Музей изобразительных искусств Метрополитен – это не столько музей, сколько монумент. Это собор, возведенный в память об ушедших людях и забытой истории, собрание предметов неземной красоты, выбранных уже умершими ценителями, жертвенник для исчезающих ремесел и канувших в Лету империй. Здесь находится множество красивых вещей, к которым я вожделею, но которыми не могу владеть.
Впрочем, очередь в билетную кассу, ожидающая и нас с Койлом, способна испортить настроение любому энтузиасту.

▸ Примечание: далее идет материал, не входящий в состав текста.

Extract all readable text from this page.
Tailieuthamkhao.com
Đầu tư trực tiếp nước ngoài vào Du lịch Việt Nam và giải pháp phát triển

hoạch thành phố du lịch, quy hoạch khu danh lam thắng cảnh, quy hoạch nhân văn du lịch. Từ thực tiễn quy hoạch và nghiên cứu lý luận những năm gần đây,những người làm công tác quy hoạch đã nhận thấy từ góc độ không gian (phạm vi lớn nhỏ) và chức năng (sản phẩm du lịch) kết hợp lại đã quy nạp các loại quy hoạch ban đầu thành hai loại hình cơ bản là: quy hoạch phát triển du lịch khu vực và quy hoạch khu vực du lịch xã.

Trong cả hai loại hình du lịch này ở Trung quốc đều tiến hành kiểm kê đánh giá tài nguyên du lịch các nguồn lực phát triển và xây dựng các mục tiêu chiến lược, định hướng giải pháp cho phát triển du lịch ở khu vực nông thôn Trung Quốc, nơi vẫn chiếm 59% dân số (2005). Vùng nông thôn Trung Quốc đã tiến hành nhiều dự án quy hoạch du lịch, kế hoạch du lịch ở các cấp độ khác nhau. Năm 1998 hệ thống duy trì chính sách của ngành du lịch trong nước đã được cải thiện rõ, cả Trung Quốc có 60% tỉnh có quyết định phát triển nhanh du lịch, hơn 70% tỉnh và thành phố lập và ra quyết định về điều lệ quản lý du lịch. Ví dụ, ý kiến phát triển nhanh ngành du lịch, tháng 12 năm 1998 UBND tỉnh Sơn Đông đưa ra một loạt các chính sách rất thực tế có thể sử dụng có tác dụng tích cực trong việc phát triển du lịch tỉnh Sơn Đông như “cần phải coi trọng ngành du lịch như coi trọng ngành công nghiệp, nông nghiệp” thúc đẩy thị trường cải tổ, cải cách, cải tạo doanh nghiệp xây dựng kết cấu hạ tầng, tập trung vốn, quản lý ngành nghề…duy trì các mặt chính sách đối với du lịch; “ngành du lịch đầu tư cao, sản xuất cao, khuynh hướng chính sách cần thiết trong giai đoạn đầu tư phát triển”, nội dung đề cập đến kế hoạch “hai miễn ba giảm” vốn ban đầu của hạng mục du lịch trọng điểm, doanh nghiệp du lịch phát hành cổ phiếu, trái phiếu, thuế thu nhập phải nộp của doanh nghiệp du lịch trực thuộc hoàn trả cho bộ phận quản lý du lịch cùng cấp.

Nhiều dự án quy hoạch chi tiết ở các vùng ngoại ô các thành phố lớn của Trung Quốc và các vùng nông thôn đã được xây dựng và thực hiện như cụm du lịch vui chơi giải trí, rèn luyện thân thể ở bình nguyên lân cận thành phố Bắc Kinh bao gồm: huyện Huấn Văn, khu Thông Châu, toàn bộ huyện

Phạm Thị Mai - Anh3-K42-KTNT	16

Койл поднимается по широким каменным ступеням, ведущим в огромные каменные залы. В дальнем конце здания музея находится египетский храм, а по пути мы видим нагрудные доспехи из золота, посеребренные ятаганы, статуи античных императоров, величавых даже в посмертных масках, и топор, отрубивший головы слишком жадным наследникам одного монарха. А вот набор шкатулок, покрытых лаком и жемчугом, в которых контрабандисты провозили наркотики на территорию Китая, трубки курильщиков опиума, погружавшихся в сладкие сны под воздействием дурманящего дыма и запаха. Здесь же хранятся мушкеты, из которых стреляли во время мятежа в Каире, Коран, спасенный из руин сожженной мечети, на рукописных страницах которого все еще видны пятна крови. Есть и бальное платье русской аристократки, дотанцевавшей до самой революции. Выставлены сервизы из голубого фарфора. Из них дамы Викторианской эпохи когда-то пили свой обожаемый индийский чай. Все эти вещи были когда-то просто красивыми, но время сделало их святынями.

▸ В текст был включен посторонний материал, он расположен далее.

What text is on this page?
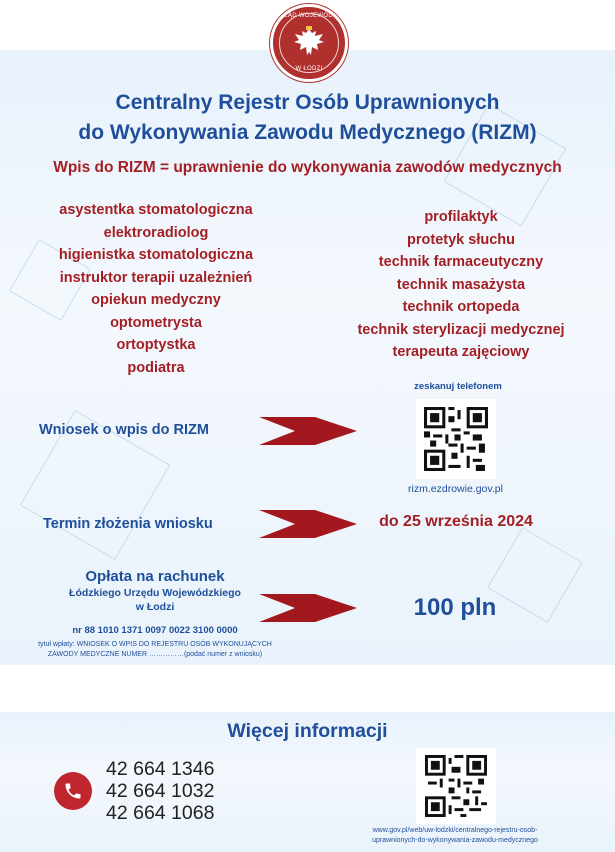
URZĄD WOJEWÓDZKI
W ŁODZI
Centralny Rejestr Osób Uprawnionych
do Wykonywania Zawodu Medycznego (RIZM)
Wpis do RIZM = uprawnienie do wykonywania zawodów medycznych
asystentka stomatologiczna
elektroradiolog
higienistka stomatologiczna
instruktor terapii uzależnień
opiekun medyczny
optometrysta
ortoptystka
podiatra
profilaktyk
protetyk słuchu
technik farmaceutyczny
technik masażysta
technik ortopeda
technik sterylizacji medycznej
terapeuta zajęciowy
Wniosek o wpis do RIZM
zeskanuj telefonem
rizm.ezdrowie.gov.pl
Termin złożenia wniosku	do 25 września 2024
Opłata na rachunek
Łódzkiego Urzędu Wojewódzkiego
w Łodzi
nr 88 1010 1371 0097 0022 3100 0000
tytuł wpłaty: WNIOSEK O WPIS DO REJESTRU OSÓB WYKONUJĄCYCH
ZAWODY MEDYCZNE NUMER ……………(podać numer z wniosku)
100 pln
Więcej informacji
42 664 1346
42 664 1032
42 664 1068
www.gov.pl/web/uw-lodzki/centralnego-rejestru-osob-
uprawnionych-do-wykonywania-zawodu-medycznego
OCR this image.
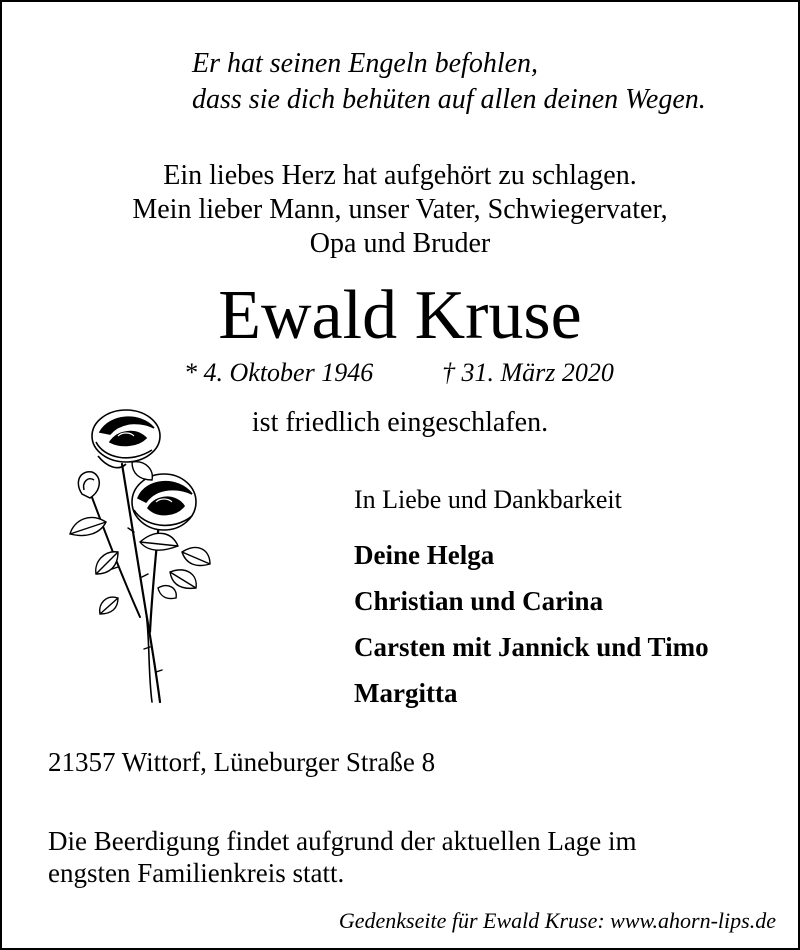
Er hat seinen Engeln befohlen,
dass sie dich behüten auf allen deinen Wegen.
Ein liebes Herz hat aufgehört zu schlagen.
Mein lieber Mann, unser Vater, Schwiegervater,
Opa und Bruder
Ewald Kruse
* 4. Oktober 1946	† 31. März 2020
ist friedlich eingeschlafen.
In Liebe und Dankbarkeit
Deine Helga
Christian und Carina
Carsten mit Jannick und Timo
Margitta
21357 Wittorf, Lüneburger Straße 8
Die Beerdigung findet aufgrund der aktuellen Lage im
engsten Familienkreis statt.
Gedenkseite für Ewald Kruse: www.ahorn-lips.de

Койл торопливо проходит мимо. Я прошу его остановиться, я хочу полюбоваться этими вещами. Мы задерживаемся и любуемся.
Галерея лиц, портреты королей и королев, президентов и их жен, революционеров и мучеников, павших во имя своих идеалов. Они завораживают меня, разглядывают, пока я разглядываю их.

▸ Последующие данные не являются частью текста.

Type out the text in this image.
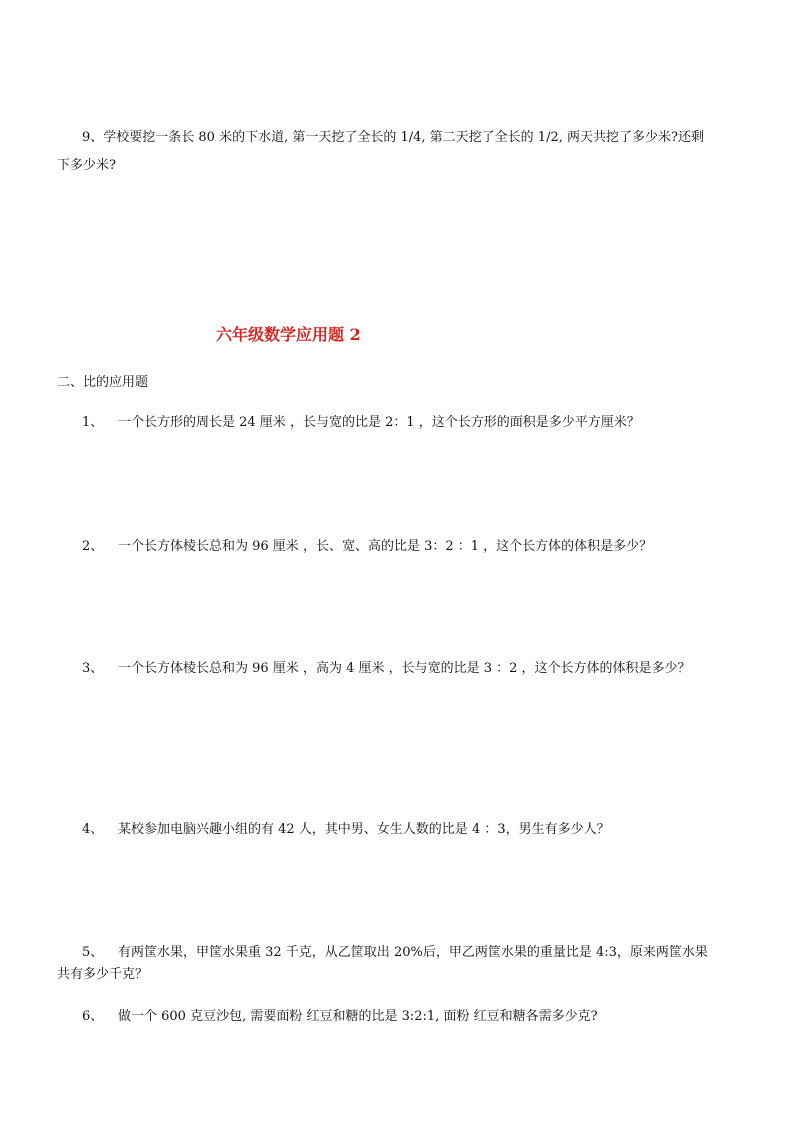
9、学校要挖一条长 80 米的下水道, 第一天挖了全长的 1/4, 第二天挖了全长的 1/2, 两天共挖了多少米?还剩
下多少米?
六年级数学应用题 2
二、比的应用题
1、	一个长方形的周长是 24 厘米 ，长与宽的比是 2：1 ，这个长方形的面积是多少平方厘米？
2、	一个长方体棱长总和为 96 厘米 ，长、宽、高的比是 3：2 ：1 ，这个长方体的体积是多少？
3、	一个长方体棱长总和为 96 厘米 ，高为 4 厘米 ，长与宽的比是 3 ：2 ，这个长方体的体积是多少？
4、	某校参加电脑兴趣小组的有 42 人，其中男、女生人数的比是 4 ：3，男生有多少人？
5、	有两筐水果，甲筐水果重 32 千克，从乙筐取出 20%后，甲乙两筐水果的重量比是 4:3，原来两筐水果
共有多少千克？
6、	做一个 600 克豆沙包, 需要面粉 红豆和糖的比是 3:2:1, 面粉 红豆和糖各需多少克?
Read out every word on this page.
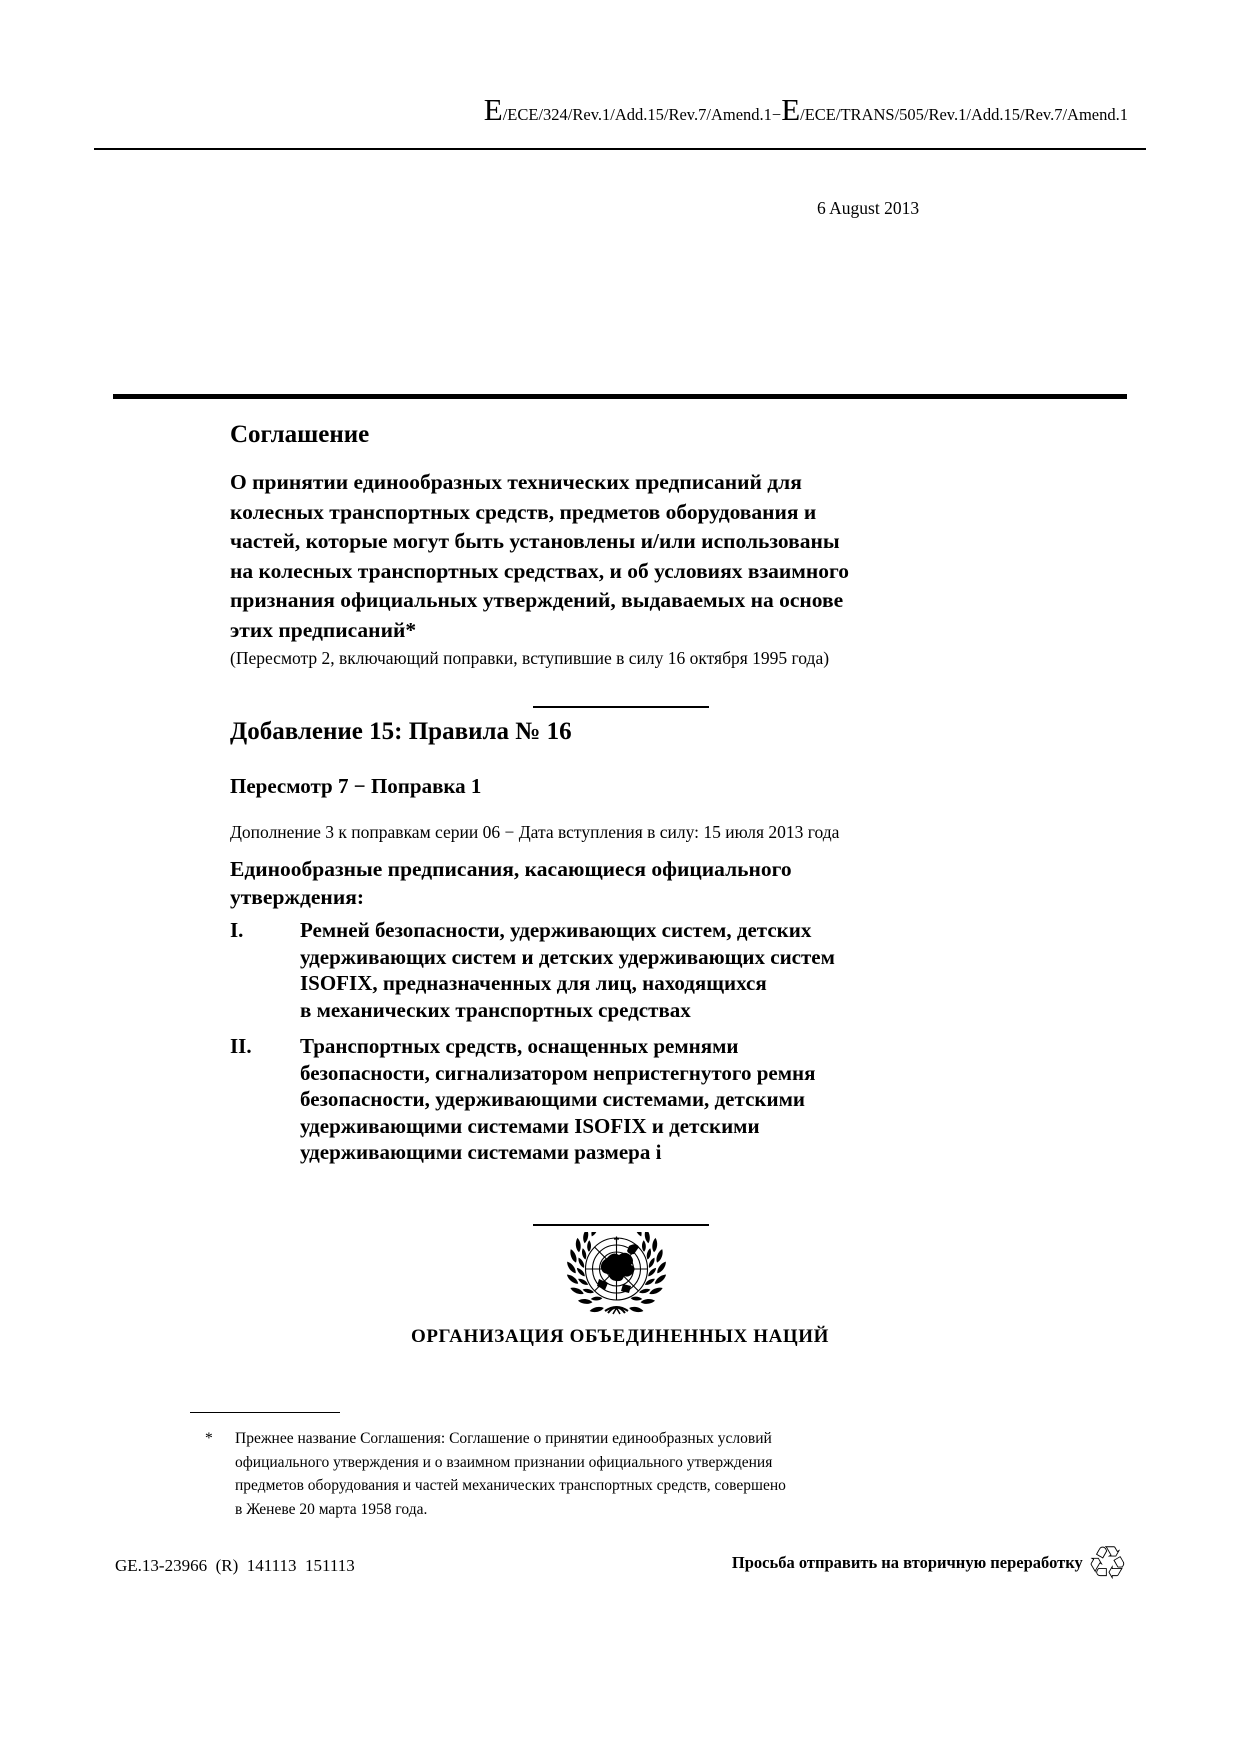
E/ECE/324/Rev.1/Add.15/Rev.7/Amend.1−E/ECE/TRANS/505/Rev.1/Add.15/Rev.7/Amend.1
6 August 2013
Соглашение
О принятии единообразных технических предписаний для
колесных транспортных средств, предметов оборудования и
частей, которые могут быть установлены и/или использованы
на колесных транспортных средствах, и об условиях взаимного
признания официальных утверждений, выдаваемых на основе
этих предписаний*
(Пересмотр 2, включающий поправки, вступившие в силу 16 октября 1995 года)
Добавление 15: Правила № 16
Пересмотр 7 − Поправка 1
Дополнение 3 к поправкам серии 06 − Дата вступления в силу: 15 июля 2013 года
Единообразные предписания, касающиеся официального
утверждения:
I.	Ремней безопасности, удерживающих систем, детских
удерживающих систем и детских удерживающих систем
ISOFIX, предназначенных для лиц, находящихся
в механических транспортных средствах
II.	Транспортных средств, оснащенных ремнями
безопасности, сигнализатором непристегнутого ремня
безопасности, удерживающими системами, детскими
удерживающими системами ISOFIX и детскими
удерживающими системами размера i
ОРГАНИЗАЦИЯ ОБЪЕДИНЕННЫХ НАЦИЙ
*	Прежнее название Соглашения: Соглашение о принятии единообразных условий
официального утверждения и о взаимном признании официального утверждения
предметов оборудования и частей механических транспортных средств, совершено
в Женеве 20 марта 1958 года.
GE.13-23966  (R)  141113  151113	Просьба отправить на вторичную переработку ♲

– Мы опоздаем, – говорит Койл.
– Ничего, нас подождут несколько минут, – отзываюсь я. – Подождут.
– Кеплер!
Я что-то рассеянно бурчу в ответ, не отрывая глаз от лица женщины на портрете, которая кажется удивленной тем, что живописец застал ее в такой момент. Она полуобернулась на холсте, взгляд устремлен куда-то за плечо, словно ее вдруг окликнул незнакомец, когда она находилась вроде бы в полном одиночестве.
– Кеплер.
– Что?
– Я сожалею. По поводу Жозефины.
Этих слов достаточно, чтобы заставить меня отвести взгляд. Койл кажется ничтожно маленьким под сенью этих лиц, невысоким и сутулым предметом из кожи и плоти. Нечто неодушевленное, изображенное на живом полотне, с опущенным в пол взглядом, и слова его кажутся затасканным штампом.
– Мне очень жаль.
Ему жаль, что он допустил ошибку.
И снова:
– Мне очень жаль.
Он сожалеет об убийстве, для которого сам находит иное определение.